Aimons les jeunes du Hirak, comme nous aimons la vie

Excusez moi monsieur, mais j’ai pris le temps de parler avec beaucoup de ceux qui attendaient le bon moment pour “passer à l’attaque”, ils étaient en petits groupes aux aguets en bas de la rue des Moussebiline, au croisement du blvd Mohamed 5, il y en a un qui m’a répondu avec un grand sourire: si on ne se bagarre pas avec eux “ma djouz elnach el moudahara”. Ceux que vous appelez des “3raya”, des “voyous”, ne sont que des jeunes qui ont un énorme ressentiment envers la police et c’est tout à fait compréhensible.

Ils ne se sont pas attaqués aux manifestants.

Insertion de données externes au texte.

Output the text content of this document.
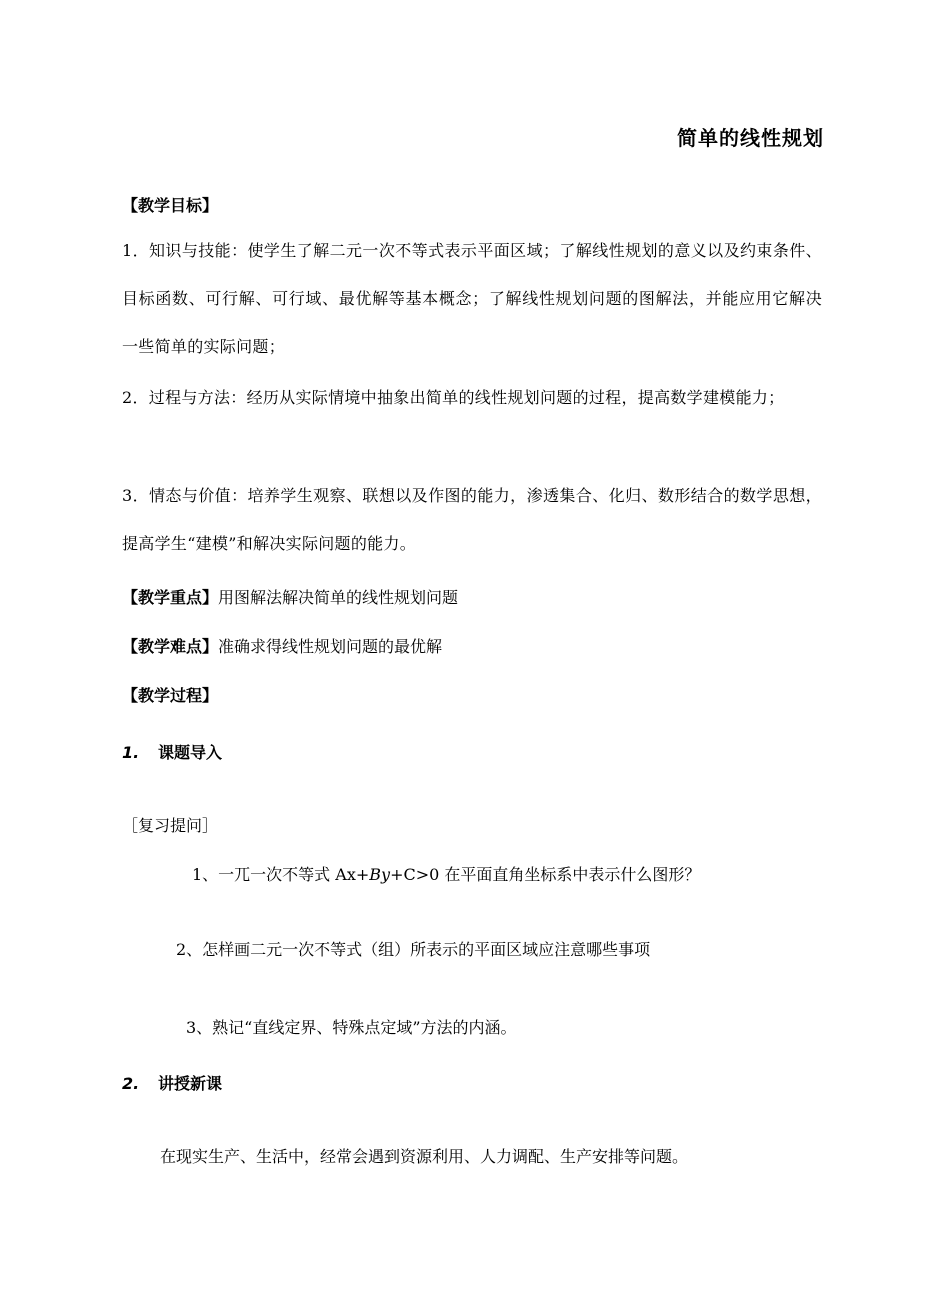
简单的线性规划
【教学目标】
1．知识与技能：使学生了解二元一次不等式表示平面区域；了解线性规划的意义以及约束条件、目标函数、可行解、可行域、最优解等基本概念；了解线性规划问题的图解法，并能应用它解决一些简单的实际问题；
2．过程与方法：经历从实际情境中抽象出简单的线性规划问题的过程，提高数学建模能力；
3．情态与价值：培养学生观察、联想以及作图的能力，渗透集合、化归、数形结合的数学思想，提高学生“建模”和解决实际问题的能力。
【教学重点】用图解法解决简单的线性规划问题
【教学难点】准确求得线性规划问题的最优解
【教学过程】
1. 课题导入
［复习提问］
1、一兀一次不等式 Ax+By+C>0 在平面直角坐标系中表示什么图形？
2、怎样画二元一次不等式（组）所表示的平面区域应注意哪些事项
3、熟记“直线定界、特殊点定域”方法的内涵。
2. 讲授新课
在现实生产、生活中，经常会遇到资源利用、人力调配、生产安排等问题。
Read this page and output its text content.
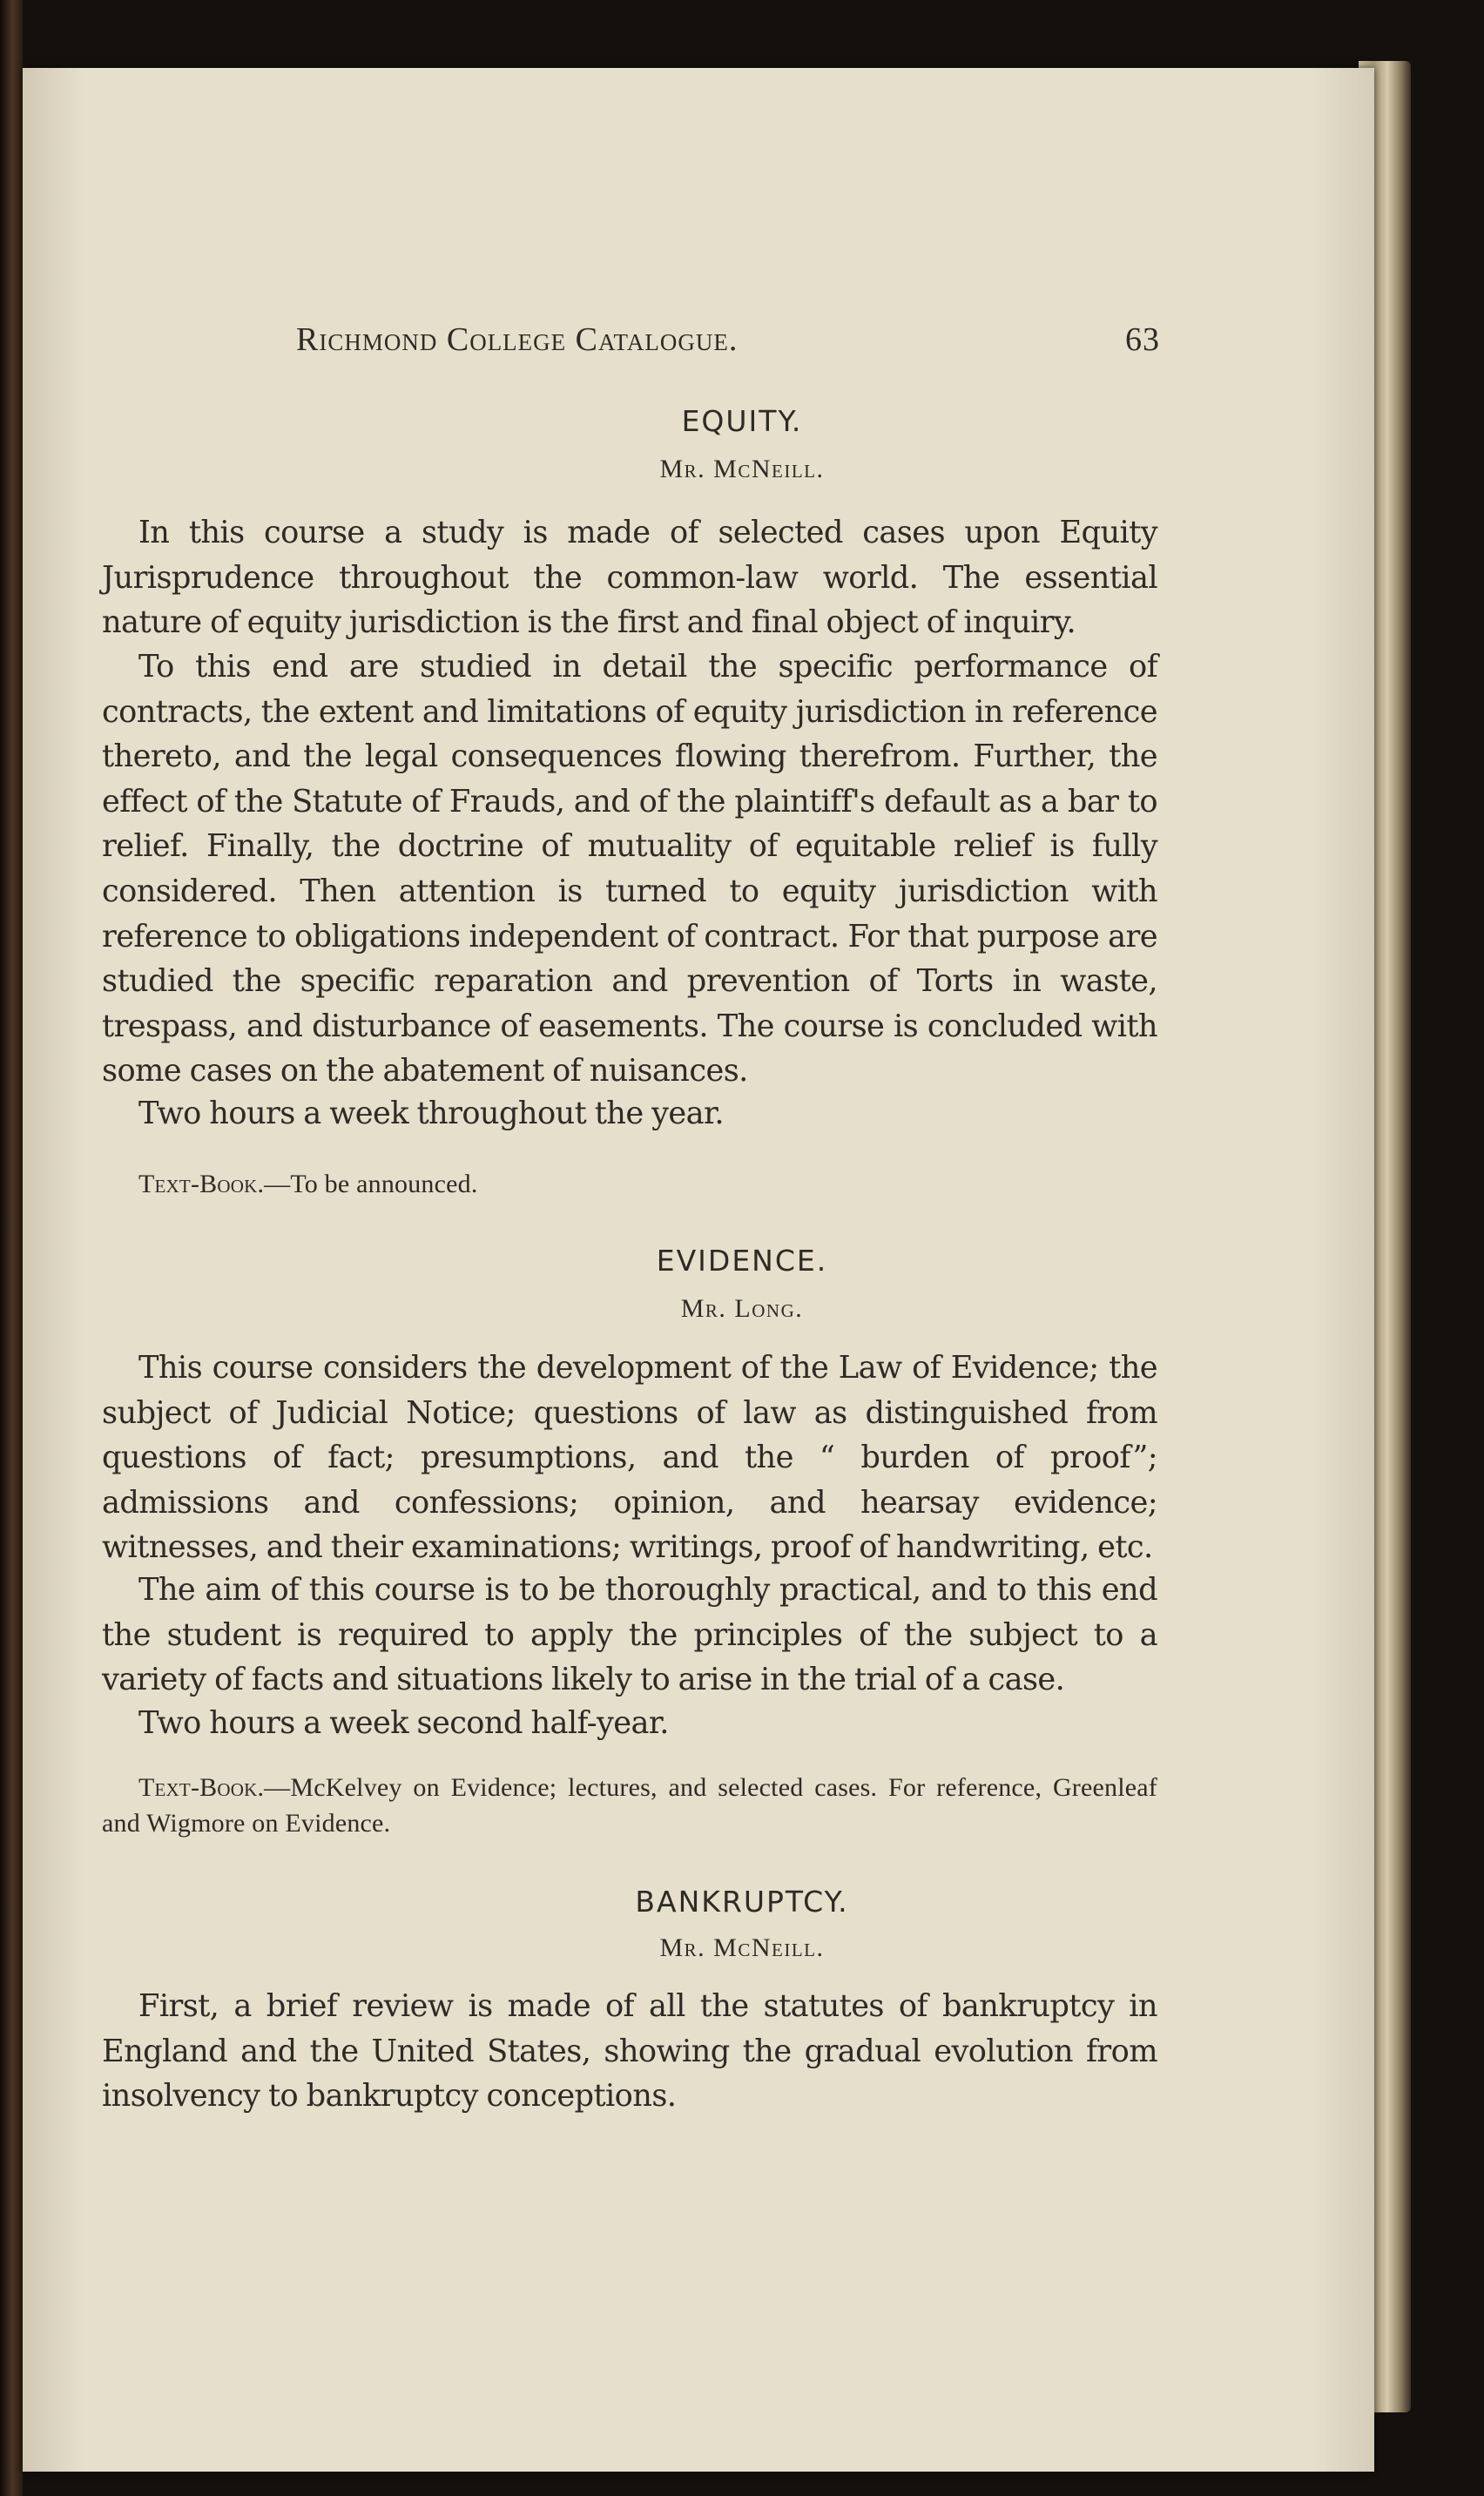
Richmond College Catalogue.	63
EQUITY.
Mr. McNeill.
In this course a study is made of selected cases upon Equity Jurisprudence throughout the common-law world. The essential nature of equity jurisdiction is the first and final object of inquiry.
To this end are studied in detail the specific performance of contracts, the extent and limitations of equity jurisdiction in reference thereto, and the legal consequences flowing therefrom. Further, the effect of the Statute of Frauds, and of the plaintiff's default as a bar to relief. Finally, the doctrine of mutuality of equitable relief is fully considered. Then attention is turned to equity jurisdiction with reference to obligations independent of contract. For that purpose are studied the specific reparation and prevention of Torts in waste, trespass, and disturbance of easements. The course is concluded with some cases on the abatement of nuisances.
Two hours a week throughout the year.
Text-Book.—To be announced.
EVIDENCE.
Mr. Long.
This course considers the development of the Law of Evidence; the subject of Judicial Notice; questions of law as distinguished from questions of fact; presumptions, and the “ burden of proof”; admissions and confessions; opinion, and hearsay evidence; witnesses, and their examinations; writings, proof of handwriting, etc.
The aim of this course is to be thoroughly practical, and to this end the student is required to apply the principles of the subject to a variety of facts and situations likely to arise in the trial of a case.
Two hours a week second half-year.
Text-Book.—McKelvey on Evidence; lectures, and selected cases. For reference, Greenleaf and Wigmore on Evidence.
BANKRUPTCY.
Mr. McNeill.
First, a brief review is made of all the statutes of bankruptcy in England and the United States, showing the gradual evolution from insolvency to bankruptcy conceptions.
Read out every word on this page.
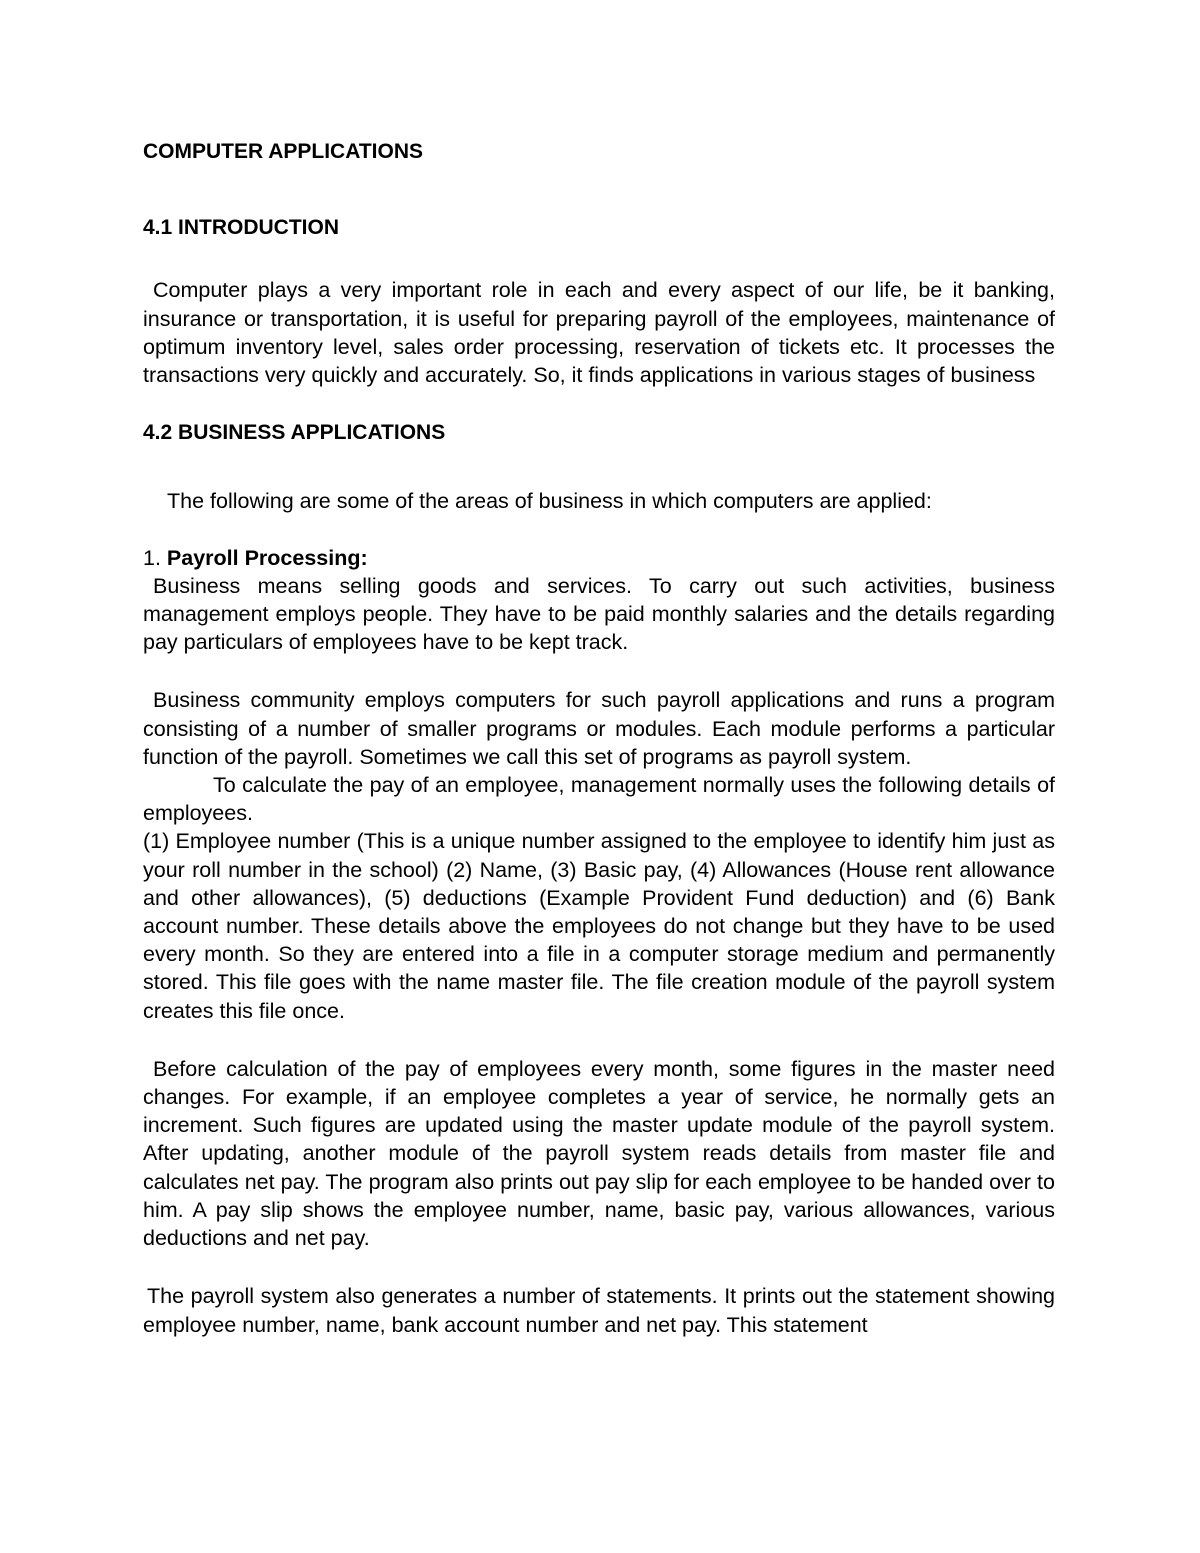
COMPUTER APPLICATIONS
4.1 INTRODUCTION

Computer plays a very important role in each and every aspect of our life, be it banking, insurance or transportation, it is useful for preparing payroll of the employees, maintenance of optimum inventory level, sales order processing, reservation of tickets etc. It processes the transactions very quickly and accurately. So, it finds applications in various stages of business

4.2 BUSINESS APPLICATIONS

The following are some of the areas of business in which computers are applied:

1. Payroll Processing:

Business means selling goods and services. To carry out such activities, business management employs people. They have to be paid monthly salaries and the details regarding pay particulars of employees have to be kept track.

Business community employs computers for such payroll applications and runs a program consisting of a number of smaller programs or modules. Each module performs a particular function of the payroll. Sometimes we call this set of programs as payroll system.

To calculate the pay of an employee, management normally uses the following details of employees.

(1) Employee number (This is a unique number assigned to the employee to identify him just as your roll number in the school) (2) Name, (3) Basic pay, (4) Allowances (House rent allowance and other allowances), (5) deductions (Example Provident Fund deduction) and (6) Bank account number. These details above the employees do not change but they have to be used every month. So they are entered into a file in a computer storage medium and permanently stored. This file goes with the name master file. The file creation module of the payroll system creates this file once.

Before calculation of the pay of employees every month, some figures in the master need changes. For example, if an employee completes a year of service, he normally gets an increment. Such figures are updated using the master update module of the payroll system. After updating, another module of the payroll system reads details from master file and calculates net pay. The program also prints out pay slip for each employee to be handed over to him. A pay slip shows the employee number, name, basic pay, various allowances, various deductions and net pay.

The payroll system also generates a number of statements. It prints out the statement showing employee number, name, bank account number and net pay. This statement
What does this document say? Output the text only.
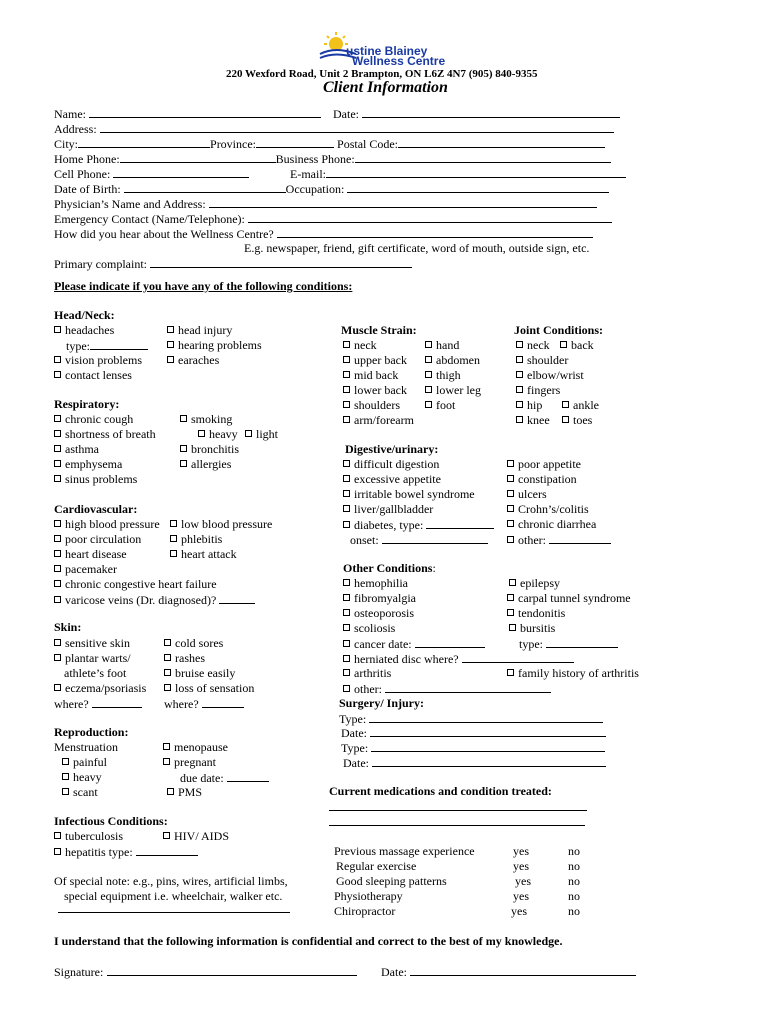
ustine Blainey
Wellness Centre
220 Wexford Road, Unit 2 Brampton, ON L6Z 4N7 (905) 840-9355
Client Information
Name:	Date:
Address:
City:	Province:	Postal Code:
Home Phone:	Business Phone:
Cell Phone:	E-mail:
Date of Birth:	Occupation:
Physician’s Name and Address:
Emergency Contact (Name/Telephone):
How did you hear about the Wellness Centre?
E.g. newspaper, friend, gift certificate, word of mouth, outside sign, etc.
Primary complaint:
Please indicate if you have any of the following conditions:
Head/Neck:
headaches
type:
vision problems
contact lenses
head injury
hearing problems
earaches
Respiratory:
chronic cough
shortness of breath
asthma
emphysema
sinus problems
smoking
heavy	light
bronchitis
allergies
Cardiovascular:
high blood pressure	low blood pressure
poor circulation	phlebitis
heart disease	heart attack
pacemaker
chronic congestive heart failure
varicose veins (Dr. diagnosed)?
Skin:
sensitive skin	cold sores
plantar warts/	rashes
athlete’s foot	bruise easily
eczema/psoriasis	loss of sensation
where?	where?
Reproduction:
Menstruation
painful
heavy
scant
menopause
pregnant
due date:
PMS
Infectious Conditions:
tuberculosis	HIV/ AIDS
hepatitis type:
Of special note: e.g., pins, wires, artificial limbs,
special equipment i.e. wheelchair, walker etc.
Muscle Strain:
neck
upper back
mid back
lower back
shoulders
arm/forearm
hand
abdomen
thigh
lower leg
foot
Joint Conditions:
neck	back
shoulder
elbow/wrist
fingers
hip	ankle
knee	toes
Digestive/urinary:
difficult digestion
excessive appetite
irritable bowel syndrome
liver/gallbladder
diabetes, type:
onset:
poor appetite
constipation
ulcers
Crohn’s/colitis
chronic diarrhea
other:
Other Conditions:
hemophilia
fibromyalgia
osteoporosis
scoliosis
cancer date:
herniated disc where?
arthritis
other:
epilepsy
carpal tunnel syndrome
tendonitis
bursitis
type:
family history of arthritis
Surgery/ Injury:
Type:
Date:
Type:
Date:
Current medications and condition treated:
Previous massage experience	yes	no
Regular exercise	yes	no
Good sleeping patterns	yes	no
Physiotherapy	yes	no
Chiropractor	yes	no
I understand that the following information is confidential and correct to the best of my knowledge.
Signature:	Date:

Moi je les ai énervés un peu avec mon air de “madame” qui leur fait la leçon, il y en a un qui n’avait que 15 ans qui m’a dit: “entiya rou7i traw7i lebladek” à cause de mon accent de tébessiya, je lui ai demandé où il croyait que “bladi” était? Il m’a répondu interloqué: “Tizi Ouzou”?? (j’étais drapée du drapeau amazigh). ça m’a fait rire. Ils se sont détendus un peu. J’ai continué à discuter avec lui et ses copains, je leur ai dit que j’habitais juste là et que la semaine dernière un garçon du quartier du haut Debussy a perdu un oeil, il s’est reçu une grenade lacrymogène en plein visage.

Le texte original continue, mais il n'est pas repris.